For many of us, horror films pull at our primal instincts with suspense, monsters, gore and the supernatural - not to mention they’re often a heck of a lot of fun!
To help you indulge in some of this year’s best screamfests, we’ve compiled a top 10 list of 2017’s best horror films. Because sometimes, there’s just nothing better than a good scare from a good movie.
It Comes At Night
After a plague has ravaged the world, two families are forced to come together in this devastating horror-thriller, only to reveal that humanity is the true monster. That conceit isn’t necessarily anything new, but It Comes At Night offers an uncompromising viciousness, along with compelling cinematography and remarkable sound design to make it a profoundly watchable film.

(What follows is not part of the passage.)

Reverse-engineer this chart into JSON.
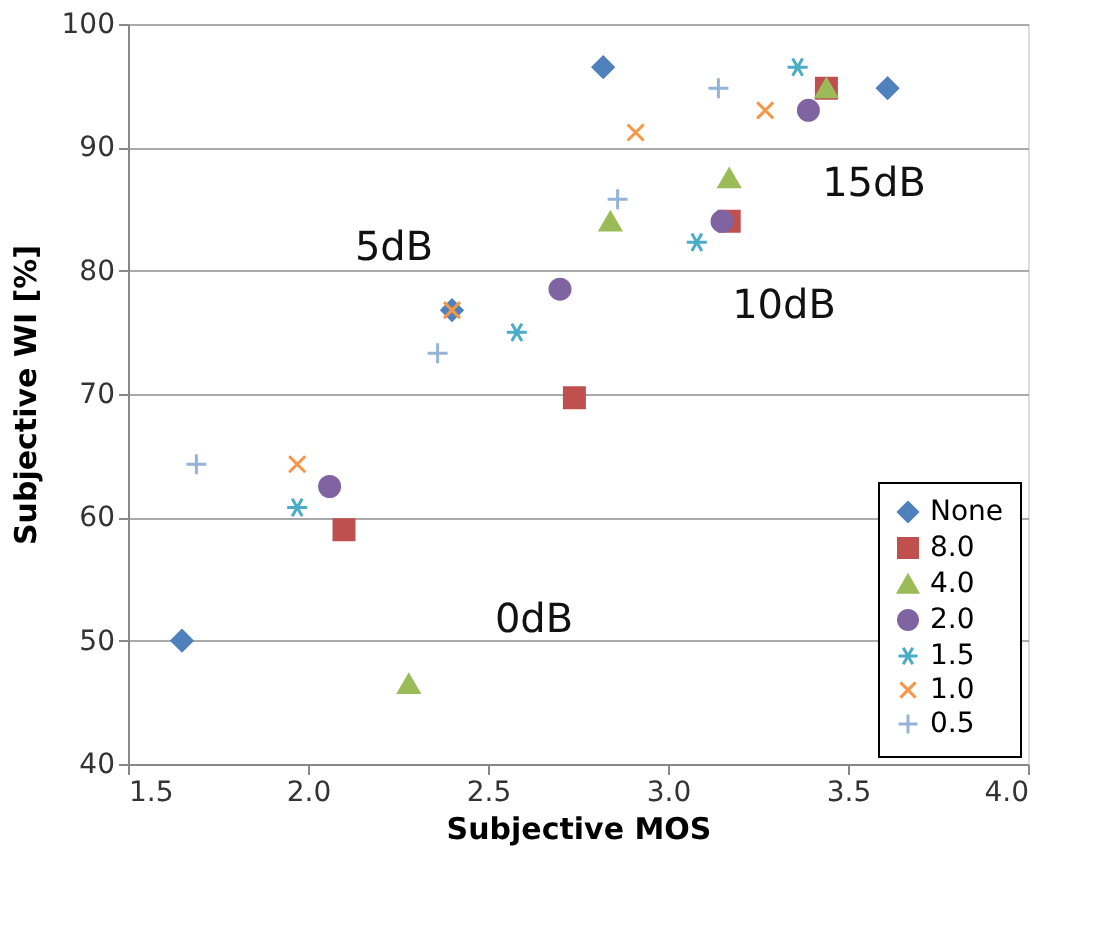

There was enormous chatter about Get Out at the time of its release, and if you’ve seen the movie you’d know why. Get Out is a modern horror-thriller tinged with racial tension and director Jordan Peele’s sharp wit. The impeccable pacing of the film holds the tension taut before reaching an explosive and cathartic conclusion - the mark of a great horror classic.
It: Chapter One
This refreshing horror remake gives us well-crafted characters, excellent performances, chilling visuals and shocking violence in a neat package that properly honours the source material. It: Chapter One also happens to be an energetic film brimming with heart and determination, pushing through positive messages amidst the darkness. Definitely worth a watch.
It: Chapter One isn’t the only Stephen King adaptation out this year. Gerald’s Game is one of King’s less-well-known books, and is structured in a way that makes it incredibly difficult to adapt to film. Yet, supported by Carla Gugino’s intelligent, multilayered performance, director Mike Flanagan brings to the table an intimate, Hitchcock-ian sensibility that turns the material into a riveting drama and survival thriller.
Super Dark Times
Super Dark Times is a film that oozes mood and character, as it delves into the bleak, empty world of gawky teenage boys. The movie is scary because it explores how an act of violence can affect several lives in varied ways. You’ll start to care so much for the characters, you'll almost forget that you’re watching a horror movie and instead experience the relatable terror of real life.
The Blackcoat's Daughter
Every scene in The Blackcoat’s Daughter has a suffocating, ominous feel designed to unnerve you. Tension and suspense linger throughout the film, the reward of which at the end is a nightmarish shock.
The Devil's Candy
The Devil’s Candy relays one man’s internal struggle with the voices in his head, against a backdrop of heavy metal music and satanic imagery. Right off the bat, the film strikes fast and hard, a pace it maintains over the course of the movie. Metalheads will have a blast as the film captures the gruesome essence of the genre.
Raw infuses stylised horror with humour and heartbreak. But be warned: the visuals are so graphic that when the movie was screened at the Toronto International Film Festival, several members of the audience passed out. That said, there’s also a powerful social commentary buried within the vivid terror.
Who would’ve thought that a prequel to a mediocre spin-off (Annabelle, itself a prequel to The Conjuring 2) would do so well? Annabelle: Creation effectively channels the appeal of the franchise by preying on our fears, brought to life via moody suspenseful shots and chilling audio cues, and delivers plenty of shocks and thrills as a result.
Happy Death Day
Happy Death Day takes the timey-wimey classic Groundhog Day and puts a slasher-horror spin on it. The result is a wonderful deconstruction of the genre that is both deftly and confidently shot. Jessica Rothe dazzles in an impressive lead performance, propelling the film with immense heart and energy, and crafting an intensely entertaining story.